Buying bigger diameter arrows won't improve anything until you're up to it. Many 300s have been shoot with hunting diameter arrows - .290" or thereof.

The Vegas face is challenging. Hated shooting it and worse was our IAA had it a 60 shot event. If I shot a 575 I was happy. I've shot better, but still didn't like the target. Actually, I quit shooting sanctioned spots around 2006. Shot Leagues up to around 2010 as a sub.

Best I ever shot was during a test of a shooting glove, the Slick Shot. 2 bows, one with glove and one without glove, alternating bows every 2 shots. Dead of winter outside. See date. Hand was near froze.

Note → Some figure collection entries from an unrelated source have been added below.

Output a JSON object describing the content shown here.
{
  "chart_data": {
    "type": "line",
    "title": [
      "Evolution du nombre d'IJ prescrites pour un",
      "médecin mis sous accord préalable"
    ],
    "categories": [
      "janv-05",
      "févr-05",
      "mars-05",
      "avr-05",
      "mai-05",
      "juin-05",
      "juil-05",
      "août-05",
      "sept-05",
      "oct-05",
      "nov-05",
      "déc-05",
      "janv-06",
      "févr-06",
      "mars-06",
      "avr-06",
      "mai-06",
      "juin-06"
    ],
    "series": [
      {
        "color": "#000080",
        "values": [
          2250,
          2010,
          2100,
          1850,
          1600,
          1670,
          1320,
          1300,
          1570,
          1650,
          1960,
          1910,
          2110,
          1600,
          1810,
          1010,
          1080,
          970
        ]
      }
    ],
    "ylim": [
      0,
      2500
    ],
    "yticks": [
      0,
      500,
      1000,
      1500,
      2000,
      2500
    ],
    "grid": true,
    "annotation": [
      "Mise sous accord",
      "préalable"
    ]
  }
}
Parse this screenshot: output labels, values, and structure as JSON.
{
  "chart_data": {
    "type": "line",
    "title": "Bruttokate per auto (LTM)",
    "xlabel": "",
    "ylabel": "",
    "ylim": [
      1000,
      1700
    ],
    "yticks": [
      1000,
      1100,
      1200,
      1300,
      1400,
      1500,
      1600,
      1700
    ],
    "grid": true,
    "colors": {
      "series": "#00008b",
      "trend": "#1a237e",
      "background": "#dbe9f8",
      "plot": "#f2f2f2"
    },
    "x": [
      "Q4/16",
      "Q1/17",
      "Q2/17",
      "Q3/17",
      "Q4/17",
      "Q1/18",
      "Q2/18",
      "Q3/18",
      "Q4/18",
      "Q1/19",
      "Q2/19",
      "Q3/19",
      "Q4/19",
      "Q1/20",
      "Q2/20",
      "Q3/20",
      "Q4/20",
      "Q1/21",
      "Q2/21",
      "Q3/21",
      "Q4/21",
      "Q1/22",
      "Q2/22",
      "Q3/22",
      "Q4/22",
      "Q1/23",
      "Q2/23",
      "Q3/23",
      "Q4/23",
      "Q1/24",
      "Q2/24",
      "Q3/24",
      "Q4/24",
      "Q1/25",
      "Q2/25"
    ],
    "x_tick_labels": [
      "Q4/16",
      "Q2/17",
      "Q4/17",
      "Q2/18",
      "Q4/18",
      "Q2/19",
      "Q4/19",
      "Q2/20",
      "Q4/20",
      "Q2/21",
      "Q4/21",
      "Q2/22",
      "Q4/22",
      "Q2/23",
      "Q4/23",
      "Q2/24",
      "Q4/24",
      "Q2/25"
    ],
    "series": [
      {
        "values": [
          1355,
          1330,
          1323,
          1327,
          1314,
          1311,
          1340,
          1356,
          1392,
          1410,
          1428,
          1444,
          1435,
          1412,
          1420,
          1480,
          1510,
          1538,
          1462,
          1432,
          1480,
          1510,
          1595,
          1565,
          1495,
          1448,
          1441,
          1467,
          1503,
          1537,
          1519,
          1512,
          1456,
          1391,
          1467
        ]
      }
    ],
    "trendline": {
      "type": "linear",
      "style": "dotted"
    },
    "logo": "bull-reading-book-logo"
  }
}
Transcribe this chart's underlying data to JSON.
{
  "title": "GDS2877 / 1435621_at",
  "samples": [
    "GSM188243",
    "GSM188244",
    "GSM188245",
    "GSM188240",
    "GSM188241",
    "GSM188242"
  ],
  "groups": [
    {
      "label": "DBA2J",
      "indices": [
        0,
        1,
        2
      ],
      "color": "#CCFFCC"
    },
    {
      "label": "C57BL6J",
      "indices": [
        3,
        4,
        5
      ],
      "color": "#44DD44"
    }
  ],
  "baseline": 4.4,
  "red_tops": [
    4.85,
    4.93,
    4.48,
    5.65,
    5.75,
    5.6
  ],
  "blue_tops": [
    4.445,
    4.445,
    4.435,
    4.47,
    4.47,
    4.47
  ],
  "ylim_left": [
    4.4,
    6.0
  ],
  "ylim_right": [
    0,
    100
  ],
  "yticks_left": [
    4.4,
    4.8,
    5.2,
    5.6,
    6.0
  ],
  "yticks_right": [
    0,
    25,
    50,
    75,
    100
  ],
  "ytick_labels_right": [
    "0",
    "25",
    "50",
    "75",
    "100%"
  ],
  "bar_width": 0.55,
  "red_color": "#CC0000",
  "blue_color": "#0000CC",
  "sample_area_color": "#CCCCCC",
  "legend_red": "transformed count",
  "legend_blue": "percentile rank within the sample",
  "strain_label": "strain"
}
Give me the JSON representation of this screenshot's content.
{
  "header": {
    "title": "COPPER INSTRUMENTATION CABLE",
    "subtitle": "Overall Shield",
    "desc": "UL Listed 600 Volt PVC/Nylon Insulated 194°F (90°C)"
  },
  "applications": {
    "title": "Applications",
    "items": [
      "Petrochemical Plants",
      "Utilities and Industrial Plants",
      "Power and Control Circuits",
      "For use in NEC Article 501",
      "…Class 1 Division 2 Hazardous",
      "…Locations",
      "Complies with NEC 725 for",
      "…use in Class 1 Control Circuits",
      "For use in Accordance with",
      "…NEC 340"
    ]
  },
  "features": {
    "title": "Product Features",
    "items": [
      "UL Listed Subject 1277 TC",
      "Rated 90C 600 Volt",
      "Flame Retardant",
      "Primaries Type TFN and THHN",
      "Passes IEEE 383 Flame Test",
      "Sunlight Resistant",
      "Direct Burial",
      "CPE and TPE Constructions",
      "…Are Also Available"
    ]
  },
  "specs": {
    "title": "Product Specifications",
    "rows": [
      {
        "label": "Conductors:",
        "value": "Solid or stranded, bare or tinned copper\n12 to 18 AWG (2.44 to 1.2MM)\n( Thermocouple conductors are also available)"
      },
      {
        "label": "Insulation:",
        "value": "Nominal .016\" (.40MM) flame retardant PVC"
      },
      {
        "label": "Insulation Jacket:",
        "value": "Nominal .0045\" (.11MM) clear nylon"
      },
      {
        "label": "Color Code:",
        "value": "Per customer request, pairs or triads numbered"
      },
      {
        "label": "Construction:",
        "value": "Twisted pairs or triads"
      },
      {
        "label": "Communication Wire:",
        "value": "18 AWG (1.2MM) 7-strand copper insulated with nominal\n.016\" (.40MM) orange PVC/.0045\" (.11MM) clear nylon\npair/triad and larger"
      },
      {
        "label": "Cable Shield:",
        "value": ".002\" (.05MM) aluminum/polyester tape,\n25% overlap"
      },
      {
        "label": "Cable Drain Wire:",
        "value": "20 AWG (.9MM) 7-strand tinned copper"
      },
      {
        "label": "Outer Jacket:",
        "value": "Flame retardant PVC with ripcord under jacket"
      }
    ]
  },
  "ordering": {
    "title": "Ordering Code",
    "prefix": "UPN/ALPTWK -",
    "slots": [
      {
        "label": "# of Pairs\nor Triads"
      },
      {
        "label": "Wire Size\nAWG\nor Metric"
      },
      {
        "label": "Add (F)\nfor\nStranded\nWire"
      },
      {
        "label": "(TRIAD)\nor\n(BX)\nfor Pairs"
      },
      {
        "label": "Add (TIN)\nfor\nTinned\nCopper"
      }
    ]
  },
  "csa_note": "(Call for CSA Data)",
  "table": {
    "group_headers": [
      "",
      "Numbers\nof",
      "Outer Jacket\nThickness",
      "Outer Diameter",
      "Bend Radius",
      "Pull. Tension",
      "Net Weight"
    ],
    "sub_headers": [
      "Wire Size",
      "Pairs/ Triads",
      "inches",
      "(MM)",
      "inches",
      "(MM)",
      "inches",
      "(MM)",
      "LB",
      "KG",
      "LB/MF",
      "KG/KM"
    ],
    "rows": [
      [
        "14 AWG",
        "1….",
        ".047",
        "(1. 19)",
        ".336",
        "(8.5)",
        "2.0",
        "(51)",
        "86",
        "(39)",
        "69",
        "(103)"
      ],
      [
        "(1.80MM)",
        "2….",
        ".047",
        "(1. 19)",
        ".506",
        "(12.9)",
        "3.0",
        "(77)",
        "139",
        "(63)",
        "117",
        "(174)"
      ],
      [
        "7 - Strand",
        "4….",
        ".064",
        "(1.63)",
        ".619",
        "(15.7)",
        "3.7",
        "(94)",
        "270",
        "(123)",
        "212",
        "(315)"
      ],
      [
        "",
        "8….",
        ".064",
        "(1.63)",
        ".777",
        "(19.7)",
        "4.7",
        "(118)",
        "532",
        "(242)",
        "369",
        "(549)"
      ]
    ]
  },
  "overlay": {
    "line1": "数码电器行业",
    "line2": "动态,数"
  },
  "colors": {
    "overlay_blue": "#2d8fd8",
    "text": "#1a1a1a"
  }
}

Arrows were .355" in diameter. 398/400. 1 out at 12:00 and 1 out at 4:00


----------



## kballer1 (Aug 31, 2010)

Usually the thing about 27's is you just miss farther with them. Shoot them in the middle & you can use skinny arrows.


----------



## Flyinhawaiian (Nov 2, 2018)

Arrows can only gain you a limited number of extra points. Work on your form, and specifically start with your hands. More points are won or lost in the hands than anywhere else.


----------



## cbrunson (Oct 25, 2010)

There is a difference between shooting good and competing good. I shot my first 300 Vegas practice round the first year I decided to take it serious. It took about three years to shoot my first 300 at a tournament. Five years to clean the weekend and win. The mental game is real. 

The thing I love about target archery, is that no amount of money can give you an advantage. You can not buy Xs.

Regarding arrow size, I’ve cleaned Vegas 450s with outdoor micros, and one day just fooling around, shot a 29x 300 with some old cheap 9/32” hunting arrows.


----------



## Hornhunter160 (Feb 21, 2019)

There are a lot of great recommendations on this post. I agree fatter arrows won’t greatly improve you score. A coach/observer can help you greatly as there is a lot of mental aspects to the indoor game. Just relax and stare at the middle.


----------